How long do games last?
Games are meant to last nine innings and have no set time limit. There is a top (or first) half and a bottom (or second) half to each inning — the visiting team bats in the top half, and the home team in the bottom half, with teams switching places when the defensive team gets three outs. An inning lasts as long as it takes for both teams to get three outs each. Theoretically, an inning could last forever. (Though the longest was between Detroit and Texas in 2004, lasting 110 pitches and 18 runs over one hour and eight minutes!)
Who is John Gibbons?
The man, the myth, the sunburn. John Gibbons, or “Gibby,” is the manager of the Jays. Similar to a coach in other sports, Gibby makes the strategic decisions for the team. He enjoys sunflower seeds, billowy windbreakers, and arguing with umpires.

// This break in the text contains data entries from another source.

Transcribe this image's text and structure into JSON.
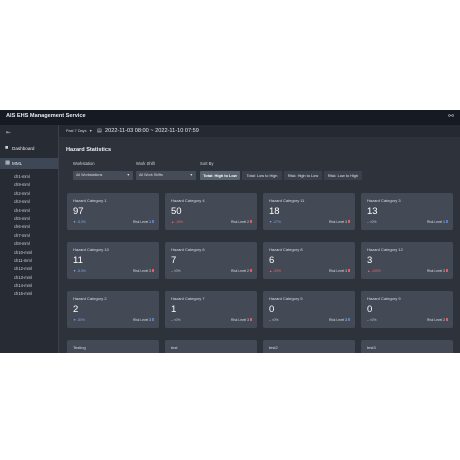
{
  "app": {
    "title": "AIS EHS Management Service",
    "user_icon": "user-icon"
  },
  "sidebar": {
    "collapse_icon": "sidebar-collapse-icon",
    "items": [
      {
        "label": "Dashboard",
        "icon": "dashboard-icon"
      },
      {
        "label": "MML",
        "icon": "building-icon"
      }
    ],
    "stations": [
      "ch1-mml",
      "ch9-mml",
      "ch2-mml",
      "ch3-mml",
      "ch4-mml",
      "ch5-mml",
      "ch6-mml",
      "ch7-mml",
      "ch8-mml",
      "ch10-mml",
      "ch11-mml",
      "ch12-mml",
      "ch13-mml",
      "ch14-mml",
      "ch15-mml"
    ]
  },
  "topbar": {
    "range_label": "Past 7 Days",
    "date_range": "2022-11-03 08:00 ~ 2022-11-10 07:59"
  },
  "stats": {
    "title": "Hazard Statistics",
    "filters": {
      "workstation": {
        "label": "Workstation",
        "value": "All Workstations"
      },
      "work_shift": {
        "label": "Work Shift",
        "value": "All Work Shifts"
      },
      "sort_by": {
        "label": "Sort By",
        "options": [
          "Total: High to Low",
          "Total: Low to High",
          "Risk: High to Low",
          "Risk: Low to High"
        ],
        "selected": "Total: High to Low"
      }
    },
    "cards": [
      {
        "title": "Hazard Category 1",
        "value": "97",
        "change": "-8.3%",
        "dir": "down",
        "risk": "Risk Level 1",
        "risk_color": "#4c7fd8"
      },
      {
        "title": "Hazard Category 4",
        "value": "50",
        "change": "-15%",
        "dir": "up",
        "risk": "Risk Level 2",
        "risk_color": "#e35d5d"
      },
      {
        "title": "Hazard Category 11",
        "value": "18",
        "change": "-27%",
        "dir": "down",
        "risk": "Risk Level 3",
        "risk_color": "#e35d5d"
      },
      {
        "title": "Hazard Category 3",
        "value": "13",
        "change": "<0%",
        "dir": "neutral",
        "risk": "Risk Level 1",
        "risk_color": "#4c7fd8"
      },
      {
        "title": "Hazard Category 10",
        "value": "11",
        "change": "-8.3%",
        "dir": "down",
        "risk": "Risk Level 3",
        "risk_color": "#e35d5d"
      },
      {
        "title": "Hazard Category 6",
        "value": "7",
        "change": "<0%",
        "dir": "neutral",
        "risk": "Risk Level 2",
        "risk_color": "#e35d5d"
      },
      {
        "title": "Hazard Category 8",
        "value": "6",
        "change": "-33%",
        "dir": "up",
        "risk": "Risk Level 3",
        "risk_color": "#e35d5d"
      },
      {
        "title": "Hazard Category 12",
        "value": "3",
        "change": "-100%",
        "dir": "up",
        "risk": "Risk Level 3",
        "risk_color": "#e35d5d"
      },
      {
        "title": "Hazard Category 2",
        "value": "2",
        "change": "-80%",
        "dir": "down",
        "risk": "Risk Level 3",
        "risk_color": "#4c7fd8"
      },
      {
        "title": "Hazard Category 7",
        "value": "1",
        "change": "<0%",
        "dir": "neutral",
        "risk": "Risk Level 3",
        "risk_color": "#e35d5d"
      },
      {
        "title": "Hazard Category 5",
        "value": "0",
        "change": "<0%",
        "dir": "neutral",
        "risk": "Risk Level 3",
        "risk_color": "#4c7fd8"
      },
      {
        "title": "Hazard Category 9",
        "value": "0",
        "change": "<0%",
        "dir": "neutral",
        "risk": "Risk Level 2",
        "risk_color": "#e35d5d"
      },
      {
        "title": "Testing",
        "value": "0",
        "change": "",
        "dir": "neutral",
        "risk": "",
        "risk_color": "#4c7fd8"
      },
      {
        "title": "test",
        "value": "0",
        "change": "",
        "dir": "neutral",
        "risk": "",
        "risk_color": "#4c7fd8"
      },
      {
        "title": "test2",
        "value": "0",
        "change": "",
        "dir": "neutral",
        "risk": "",
        "risk_color": "#4c7fd8"
      },
      {
        "title": "test3",
        "value": "0",
        "change": "",
        "dir": "neutral",
        "risk": "",
        "risk_color": "#4c7fd8"
      }
    ]
  }
}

What’s the big deal with Bautista’s bat flip?
During last year’s playoffs, José Bautista hit a crucial home run in a deciding game against the Texas Rangers. Before running the bases, Bautista “flipped” his bat. Because many commentators played baseball when Justin Trudeau’s dad was still prime minister, this exuberant mid-game celebration was seen as disrespectful to the sport. But the game is changing. Today’s players are younger, fitter, and more exciting. It’s not your grandparents’ baseball anymore, and that’s not necessarily a bad thing.
Who should be my favourite player?
Think about it like picking out your favourite superhero! Looking for a stoic Canadian? Try Russell Martin. The flashy pretty boy and last year’s MVP? That would be Josh Donaldson. A hometown hero? Try Victoria’s own Michael Saunders. A meticulous, seasoned professional? Troy Tulowitzki. How about a pitcher? Roberto Osuna. There’s something for everyone.
What if people accuse me of being a bandwagon fan?
There’s no shame in being a bandwagoner — everyone has to start somewhere. The Jays players have said that they feed off the energy of the fans, so: the more the merrier!
If you still have unanswered questions, we recommend pursuing some internet research on your own! The Jays fandom is fortunate to have a rich variety of beat writers, active tweeters, and independent bloggers covering every news story on and off the field. Baseball is (we think, at least!) played at just the right pace to encourage community; there are breaks in play that encourage reflection, conversation and engagement. Don’t be shy about joining the flurry of Jays talk this fall, whether it’s in a coffee lineup or cheering raucously at Felicita’s. Welcome to your new favourite game!
Correction: A previous version of this article mistakenly left out the essential concluding paragraph that really tied the whole thing together. We’ve added the paragraph back in and regret the error.